Wednesday, 1 September 2010

PPE and the British Political Class

A lovely story over at the BBC today runs to the effect that taking a degree in Politics, Philosophy and Economics at Oxford is something of a requirement for political leaders here in the UK. The evidence cited for this claim is that six members of the current cabinet did so as did three of the current candidates for leadership of the Labour Party along with four previous cabinet members not running in the race. A second strand of evidence is to the effect that of the six hundred or so current members of parliament there are 35 who studied the course and that 2 previous Prime Ministers took it.


Initially this evidence looks impressive though what it shows is less than it seems. It is not in itself news that many members of parliament, of all parties, took degrees at Oxford or that the general political class have mainly studied humanities and social science courses rather than the "vocational" ones they tend to recommend for everyone else and which themselves have less economic rationale than they tend to claim. It is also not discussed in the BBC story which options the politicians cited stay with since it is necessary on the course to drop one of the three options at the end of the first year. This would have been interesting to have some sense of. Do they drop economics as seemed to be normal when I taught on this course and could this help to explain a number of poor government decisions? Do they drop philosophy, something which might explain the poor political theories that abound amongst politicians? Or would they even - gasp!- drop politics?

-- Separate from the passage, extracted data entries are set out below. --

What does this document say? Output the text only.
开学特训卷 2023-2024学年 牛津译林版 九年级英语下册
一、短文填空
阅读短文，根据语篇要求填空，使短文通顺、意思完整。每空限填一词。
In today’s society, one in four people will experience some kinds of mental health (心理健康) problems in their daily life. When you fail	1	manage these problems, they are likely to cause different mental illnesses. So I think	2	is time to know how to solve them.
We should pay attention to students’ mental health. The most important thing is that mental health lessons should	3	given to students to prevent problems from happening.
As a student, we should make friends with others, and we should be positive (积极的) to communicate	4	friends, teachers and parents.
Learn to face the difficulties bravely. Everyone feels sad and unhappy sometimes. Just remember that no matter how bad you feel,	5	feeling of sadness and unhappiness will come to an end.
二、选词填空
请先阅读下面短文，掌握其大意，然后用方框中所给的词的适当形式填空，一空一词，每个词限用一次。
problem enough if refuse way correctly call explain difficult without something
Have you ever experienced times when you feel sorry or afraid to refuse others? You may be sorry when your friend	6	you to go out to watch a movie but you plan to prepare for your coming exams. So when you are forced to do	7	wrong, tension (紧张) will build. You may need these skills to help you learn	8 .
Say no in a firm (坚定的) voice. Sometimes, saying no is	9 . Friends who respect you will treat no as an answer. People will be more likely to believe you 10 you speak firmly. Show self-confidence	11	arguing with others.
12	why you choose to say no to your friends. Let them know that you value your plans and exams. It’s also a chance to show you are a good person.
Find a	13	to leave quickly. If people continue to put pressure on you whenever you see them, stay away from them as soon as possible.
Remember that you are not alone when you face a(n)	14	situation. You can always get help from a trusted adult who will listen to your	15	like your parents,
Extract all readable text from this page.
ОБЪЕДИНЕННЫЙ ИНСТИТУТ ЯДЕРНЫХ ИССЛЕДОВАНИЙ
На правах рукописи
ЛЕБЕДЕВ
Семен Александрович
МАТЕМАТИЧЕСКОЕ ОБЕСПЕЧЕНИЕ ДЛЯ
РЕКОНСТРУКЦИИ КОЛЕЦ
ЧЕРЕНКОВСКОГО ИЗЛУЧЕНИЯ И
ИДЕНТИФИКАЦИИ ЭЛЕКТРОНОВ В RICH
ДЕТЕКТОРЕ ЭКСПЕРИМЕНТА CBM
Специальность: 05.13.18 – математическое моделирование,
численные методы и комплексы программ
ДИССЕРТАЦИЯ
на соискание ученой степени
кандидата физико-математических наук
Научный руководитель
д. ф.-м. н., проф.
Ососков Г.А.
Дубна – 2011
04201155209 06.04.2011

Fun aside, the story has produced some predictable reactions such as bemoaning the lack of science education of our political leaders, something that plays into the narrative these same leaders like to spin. Surely it would be more interesting to ask why it is that these leaders themselves emphasise qualities in their own education that they later downplay in importance for others? Perhaps it could be that the advantages of studying subjects such as philosophy and economics are things they wish to keep for themselves? Or maybe they really were turned off by rather dull Oxford teachers whose grasp of how to turn students towards philosophical problems was less than we might wish?